O texto abaixo é uma condensação de um artigo escrito por Danielle Anatólio e publicado no site Blogueiras Negras.
Emicida é um rapper, eu disse rapper, que fez uma música cheia de violência contra a mulher negra: “Essa nega é trepadeira, devia era levar uma surra de espada de São Jorge’’ Depois ele se desculpou assim: ”É apenas uma música, é ficção e poesia.”
Poesia? Música? Arte? Não há poesia, teatro, música, dança ou arte alguma que justifique o preconceito e violência contra o outro. Eu, em meus trabalhos artísticos, tenho enorme cuidado e respeito no que proponho, faço, penso e represento, isso porque estou fazendo também para o outro e porque sei que naquele momento, em cena, eu sou referência.

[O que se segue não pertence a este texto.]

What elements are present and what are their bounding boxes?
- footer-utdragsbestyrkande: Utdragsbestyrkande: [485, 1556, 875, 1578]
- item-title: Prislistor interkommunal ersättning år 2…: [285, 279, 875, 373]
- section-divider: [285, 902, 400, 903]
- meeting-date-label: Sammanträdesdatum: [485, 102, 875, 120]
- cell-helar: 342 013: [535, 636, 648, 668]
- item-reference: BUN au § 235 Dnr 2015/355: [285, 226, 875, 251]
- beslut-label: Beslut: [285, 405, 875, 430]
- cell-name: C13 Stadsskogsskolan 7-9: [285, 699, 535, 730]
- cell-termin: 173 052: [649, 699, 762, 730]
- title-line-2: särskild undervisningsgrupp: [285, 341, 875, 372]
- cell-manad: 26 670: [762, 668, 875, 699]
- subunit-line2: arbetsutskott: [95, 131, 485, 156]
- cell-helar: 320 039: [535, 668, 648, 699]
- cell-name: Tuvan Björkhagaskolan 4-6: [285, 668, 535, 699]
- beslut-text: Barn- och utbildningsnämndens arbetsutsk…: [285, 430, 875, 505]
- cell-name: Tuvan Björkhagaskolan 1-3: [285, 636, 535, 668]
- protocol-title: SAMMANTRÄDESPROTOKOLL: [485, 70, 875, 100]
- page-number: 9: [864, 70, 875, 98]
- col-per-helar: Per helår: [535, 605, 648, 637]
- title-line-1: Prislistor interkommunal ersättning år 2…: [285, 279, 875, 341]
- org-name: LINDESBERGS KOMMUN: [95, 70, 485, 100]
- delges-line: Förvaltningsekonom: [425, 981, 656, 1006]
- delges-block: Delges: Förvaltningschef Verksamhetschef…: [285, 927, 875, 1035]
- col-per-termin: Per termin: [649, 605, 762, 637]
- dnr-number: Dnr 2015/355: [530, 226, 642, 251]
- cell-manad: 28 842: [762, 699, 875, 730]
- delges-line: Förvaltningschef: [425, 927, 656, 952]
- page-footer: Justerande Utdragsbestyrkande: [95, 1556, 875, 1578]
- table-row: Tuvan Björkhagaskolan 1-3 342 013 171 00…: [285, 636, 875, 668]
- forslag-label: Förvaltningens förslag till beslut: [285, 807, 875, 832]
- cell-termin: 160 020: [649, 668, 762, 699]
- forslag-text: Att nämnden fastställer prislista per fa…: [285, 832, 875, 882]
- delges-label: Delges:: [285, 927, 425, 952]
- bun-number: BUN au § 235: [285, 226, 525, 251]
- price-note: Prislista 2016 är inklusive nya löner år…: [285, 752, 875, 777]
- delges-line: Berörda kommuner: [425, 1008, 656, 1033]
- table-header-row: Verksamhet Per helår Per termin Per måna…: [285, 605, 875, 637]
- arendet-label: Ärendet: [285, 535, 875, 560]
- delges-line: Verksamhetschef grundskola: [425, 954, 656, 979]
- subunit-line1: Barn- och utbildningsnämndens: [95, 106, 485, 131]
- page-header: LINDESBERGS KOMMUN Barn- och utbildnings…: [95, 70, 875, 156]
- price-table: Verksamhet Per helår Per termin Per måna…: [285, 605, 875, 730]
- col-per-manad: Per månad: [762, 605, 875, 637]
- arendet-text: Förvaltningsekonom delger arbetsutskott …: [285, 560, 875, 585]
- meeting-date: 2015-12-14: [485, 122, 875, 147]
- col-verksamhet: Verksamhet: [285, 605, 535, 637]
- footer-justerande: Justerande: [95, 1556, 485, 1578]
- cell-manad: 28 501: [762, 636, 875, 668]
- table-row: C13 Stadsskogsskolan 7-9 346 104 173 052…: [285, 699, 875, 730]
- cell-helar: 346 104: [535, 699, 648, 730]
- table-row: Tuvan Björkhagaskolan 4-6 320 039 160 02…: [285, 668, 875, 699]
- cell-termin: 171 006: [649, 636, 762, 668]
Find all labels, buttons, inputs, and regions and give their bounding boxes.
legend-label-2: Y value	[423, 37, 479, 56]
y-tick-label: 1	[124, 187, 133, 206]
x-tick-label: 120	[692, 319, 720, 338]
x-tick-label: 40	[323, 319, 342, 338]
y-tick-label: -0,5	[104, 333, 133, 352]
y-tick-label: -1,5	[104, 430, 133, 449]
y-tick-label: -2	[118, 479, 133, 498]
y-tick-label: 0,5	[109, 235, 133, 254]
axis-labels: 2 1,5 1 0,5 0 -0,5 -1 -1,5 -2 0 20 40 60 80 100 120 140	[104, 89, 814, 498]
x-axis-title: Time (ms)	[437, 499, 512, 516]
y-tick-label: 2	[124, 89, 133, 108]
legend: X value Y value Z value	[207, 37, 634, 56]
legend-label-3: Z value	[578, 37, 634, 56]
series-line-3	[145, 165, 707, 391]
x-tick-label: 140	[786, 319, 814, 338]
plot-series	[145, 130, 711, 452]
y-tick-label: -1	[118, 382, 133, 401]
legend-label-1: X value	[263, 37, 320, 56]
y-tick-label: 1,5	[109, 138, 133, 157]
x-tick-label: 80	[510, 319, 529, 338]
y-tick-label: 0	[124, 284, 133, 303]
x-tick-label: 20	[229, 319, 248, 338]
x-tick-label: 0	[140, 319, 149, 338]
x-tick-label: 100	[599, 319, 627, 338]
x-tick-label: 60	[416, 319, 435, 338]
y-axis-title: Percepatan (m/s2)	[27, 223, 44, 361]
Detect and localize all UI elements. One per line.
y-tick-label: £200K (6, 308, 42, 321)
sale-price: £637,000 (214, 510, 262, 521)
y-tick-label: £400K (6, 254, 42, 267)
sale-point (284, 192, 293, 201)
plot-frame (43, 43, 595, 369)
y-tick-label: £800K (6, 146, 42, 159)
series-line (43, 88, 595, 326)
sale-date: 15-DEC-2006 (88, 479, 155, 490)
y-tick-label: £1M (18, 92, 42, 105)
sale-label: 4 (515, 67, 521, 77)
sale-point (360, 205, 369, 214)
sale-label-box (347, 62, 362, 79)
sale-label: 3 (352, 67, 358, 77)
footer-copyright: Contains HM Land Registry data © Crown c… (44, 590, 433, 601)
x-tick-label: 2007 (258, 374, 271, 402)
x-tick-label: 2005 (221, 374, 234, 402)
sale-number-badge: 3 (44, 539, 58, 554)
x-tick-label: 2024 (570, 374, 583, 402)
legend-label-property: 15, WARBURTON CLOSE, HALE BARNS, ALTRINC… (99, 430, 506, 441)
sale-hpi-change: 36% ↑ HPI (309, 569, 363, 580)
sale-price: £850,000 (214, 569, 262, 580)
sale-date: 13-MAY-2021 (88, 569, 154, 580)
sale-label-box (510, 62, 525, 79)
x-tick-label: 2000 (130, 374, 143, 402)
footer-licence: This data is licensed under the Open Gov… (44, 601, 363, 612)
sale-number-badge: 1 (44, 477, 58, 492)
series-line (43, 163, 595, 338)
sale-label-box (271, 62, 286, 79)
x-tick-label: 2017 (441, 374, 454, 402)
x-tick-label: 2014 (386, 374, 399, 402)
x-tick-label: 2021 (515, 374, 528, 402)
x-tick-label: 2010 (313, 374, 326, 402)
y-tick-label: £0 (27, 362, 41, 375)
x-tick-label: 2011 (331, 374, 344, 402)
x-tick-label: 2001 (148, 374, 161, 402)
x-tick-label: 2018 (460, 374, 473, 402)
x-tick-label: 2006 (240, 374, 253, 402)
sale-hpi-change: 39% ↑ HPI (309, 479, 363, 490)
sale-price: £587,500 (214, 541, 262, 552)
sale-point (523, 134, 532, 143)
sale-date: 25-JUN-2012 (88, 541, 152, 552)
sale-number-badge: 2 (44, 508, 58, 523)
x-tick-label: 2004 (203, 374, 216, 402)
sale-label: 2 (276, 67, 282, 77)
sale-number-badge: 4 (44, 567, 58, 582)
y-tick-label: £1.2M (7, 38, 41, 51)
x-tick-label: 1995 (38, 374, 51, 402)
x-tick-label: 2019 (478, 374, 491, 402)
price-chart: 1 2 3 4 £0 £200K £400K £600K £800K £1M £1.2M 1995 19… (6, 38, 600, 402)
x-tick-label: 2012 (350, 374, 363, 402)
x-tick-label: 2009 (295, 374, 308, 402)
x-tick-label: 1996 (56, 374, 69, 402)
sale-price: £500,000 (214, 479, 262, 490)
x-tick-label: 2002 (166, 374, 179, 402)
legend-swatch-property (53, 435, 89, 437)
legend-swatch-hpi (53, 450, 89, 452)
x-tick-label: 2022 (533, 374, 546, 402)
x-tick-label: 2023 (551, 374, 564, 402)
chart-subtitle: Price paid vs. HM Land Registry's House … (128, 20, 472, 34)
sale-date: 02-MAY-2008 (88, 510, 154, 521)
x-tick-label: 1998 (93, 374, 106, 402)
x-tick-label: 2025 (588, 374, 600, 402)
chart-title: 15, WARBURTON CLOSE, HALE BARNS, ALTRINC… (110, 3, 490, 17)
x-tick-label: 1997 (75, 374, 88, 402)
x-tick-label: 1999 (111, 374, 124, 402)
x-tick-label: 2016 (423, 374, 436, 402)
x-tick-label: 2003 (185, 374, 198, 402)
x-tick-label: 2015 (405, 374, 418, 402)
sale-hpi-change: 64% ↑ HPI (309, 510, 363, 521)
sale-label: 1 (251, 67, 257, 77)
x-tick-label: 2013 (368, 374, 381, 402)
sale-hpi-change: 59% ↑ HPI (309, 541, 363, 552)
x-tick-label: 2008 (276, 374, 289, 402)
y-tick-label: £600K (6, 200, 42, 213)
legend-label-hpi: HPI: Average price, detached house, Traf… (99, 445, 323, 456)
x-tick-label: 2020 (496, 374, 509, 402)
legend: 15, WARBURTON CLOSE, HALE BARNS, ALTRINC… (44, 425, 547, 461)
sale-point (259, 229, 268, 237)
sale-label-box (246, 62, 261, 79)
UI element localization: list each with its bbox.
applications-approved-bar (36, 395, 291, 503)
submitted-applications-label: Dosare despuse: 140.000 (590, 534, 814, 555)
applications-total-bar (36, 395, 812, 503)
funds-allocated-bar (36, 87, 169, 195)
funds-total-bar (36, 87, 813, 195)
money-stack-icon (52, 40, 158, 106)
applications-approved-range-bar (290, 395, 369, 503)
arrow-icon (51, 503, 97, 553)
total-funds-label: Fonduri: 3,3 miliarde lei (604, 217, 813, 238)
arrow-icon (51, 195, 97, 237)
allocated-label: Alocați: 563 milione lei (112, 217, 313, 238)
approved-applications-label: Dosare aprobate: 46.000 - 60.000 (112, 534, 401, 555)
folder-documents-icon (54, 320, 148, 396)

”Dei todo amor, tratei como flor, mas no fim era uma trepadeira. Mamãe olhou e me disse: isso aí é igual trevo de três folhas, quer comer, come, mas não dá sorte. Devia era levar uma surra de espada de São Jorge”, diz a letra. Para mim é, sim, violenta, agressiva, desrespeitosa para com a mulher, especialmente porque nesta letra, segundo as características que o músico expressa, é uma mulher negra.
Outro dia na escola em que trabalho uma aluna apanhou dos colegas (meninas e meninos) porque foi considerada ‘trepadeira’. Isso porque ela teve maturidade e independência ao assumir que transou com um rapaz e depois não quis continuar a relação com ele, iniciando nova relação com outra pessoa.
Músicas como esta de Emicida só contribuem para este tipo de mentalidade e desvalorização da mulher. Ela é tão machista quanto algumas de Zeca Pagodinho, como, por exemplo, Faixa Amarela: ”Eu quero presentear a minha linda donzela, não é prata nem é outro, é uma coisa bem singela. Mas se ela vacilar vou dar um castigo nela. Vou lhe dar uma banda de frente, quebrar cinco dentes e quatro costelas.’’
E é tão racista quanto certa música de Tiririca: “Essa nega fede, fede de lascar. Bicha fedorenta, fede mais que gambá.”
Estamos caminhando para onde? Estamos consagrando o racismo e machismo? Ah pois! Este tipo de violência (que nem todo mundo enxerga, ou melhor, não quer enxergar) me fez também lembrar que, em minha infância, Xuxa e sua trupe, em suas músicas e filmes, violentaram meus sonhos ao me dizer que eu, menina negra, não poderia ser paquita, não poderia ser atriz.
Ao fim de sua justificativa, Emicida responde às mulheres afirmando: ”Mulheres, estamos do mesmo lado”.
Não, não estamos mesmo. O lado em que estou é o que luta pela dignidade da mulher negra. O meu lado não reforça o machismo já existente; o meu lado não pode justificar o preconceito usando para isso licença poética.
Sou trepadeira: gozar não é privilégio masculino.